The researchers then conducted a matched case-control study using medical and pharmacy claims from 2008 to 2012. A total of 8,980 cases and 43,059 matched controls were included in the analysis.
After adjusting for age, obesity and medication exposures, the investigators found that any prior bariatric surgery was associated with an increased risk for new-onset IBD (aOR = 1.45; 95% CI, 1.08–1.94).
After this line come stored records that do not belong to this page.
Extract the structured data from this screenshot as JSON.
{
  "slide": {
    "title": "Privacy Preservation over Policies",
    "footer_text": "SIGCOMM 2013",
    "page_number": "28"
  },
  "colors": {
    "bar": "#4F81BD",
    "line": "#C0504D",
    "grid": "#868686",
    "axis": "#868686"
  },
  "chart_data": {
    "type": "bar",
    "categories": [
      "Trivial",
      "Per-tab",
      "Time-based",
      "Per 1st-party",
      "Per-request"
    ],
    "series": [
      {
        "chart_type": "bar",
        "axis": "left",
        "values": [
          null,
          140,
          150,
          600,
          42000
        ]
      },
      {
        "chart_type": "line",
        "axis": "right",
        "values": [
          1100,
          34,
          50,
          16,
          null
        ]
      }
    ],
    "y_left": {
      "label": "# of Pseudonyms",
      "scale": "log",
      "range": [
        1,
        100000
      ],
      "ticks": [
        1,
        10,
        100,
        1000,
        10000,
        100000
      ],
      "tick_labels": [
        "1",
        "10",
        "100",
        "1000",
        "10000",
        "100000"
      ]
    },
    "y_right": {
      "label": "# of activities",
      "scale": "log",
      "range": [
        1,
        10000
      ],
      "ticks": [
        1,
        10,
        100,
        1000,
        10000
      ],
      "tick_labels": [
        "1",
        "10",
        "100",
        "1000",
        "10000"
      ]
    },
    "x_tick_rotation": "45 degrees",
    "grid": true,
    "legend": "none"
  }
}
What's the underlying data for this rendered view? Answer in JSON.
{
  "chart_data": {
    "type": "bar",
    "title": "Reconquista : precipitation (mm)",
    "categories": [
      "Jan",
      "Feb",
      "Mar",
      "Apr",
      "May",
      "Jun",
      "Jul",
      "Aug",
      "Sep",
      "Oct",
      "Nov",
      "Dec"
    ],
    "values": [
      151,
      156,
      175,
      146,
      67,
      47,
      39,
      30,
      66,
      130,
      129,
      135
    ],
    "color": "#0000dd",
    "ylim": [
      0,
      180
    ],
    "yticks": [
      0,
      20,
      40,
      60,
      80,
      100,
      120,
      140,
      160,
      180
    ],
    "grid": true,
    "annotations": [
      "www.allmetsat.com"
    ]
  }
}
However, patients who had a recent bariatric surgery did not show an increased short-term risk for IBD (OR = 0.94; 95% CI, 0.58–1.52), but those who had surgery more than 4 years prior showed nearly twice the risk for developing IBD (OR = 1.93; 95% CI, 1.34-2.79).
The investigators said the reason for the heightened risk for IBD was unclear, but alterations in the microbiome following surgery could explain the increase.
They noted that additional research is needed to confirm the association and determine if certain types of bariatric surgery have different effects on subsequent IBD risk. – by Alex Young
Disclosures: Colombel reports financial relationships with AbbVie, Amgen, Boehringer-Ingelheim, Arena Pharmaceuticals, Celgene Corporation, Celltrion, Enterome, Eli Lilly, Ferring Pharmaceuticals, Genentech, Janssen, Medimmune, Merck, Nextbiotix, Novartis, Otsuka, Pfizer, Protagonist, Second Genome, Gilead, Seres, Shire, Takeda, Theradiag, Intestinal Biotech Development and Genefit. Please see the full study for all other authors’ relevant financial disclosures.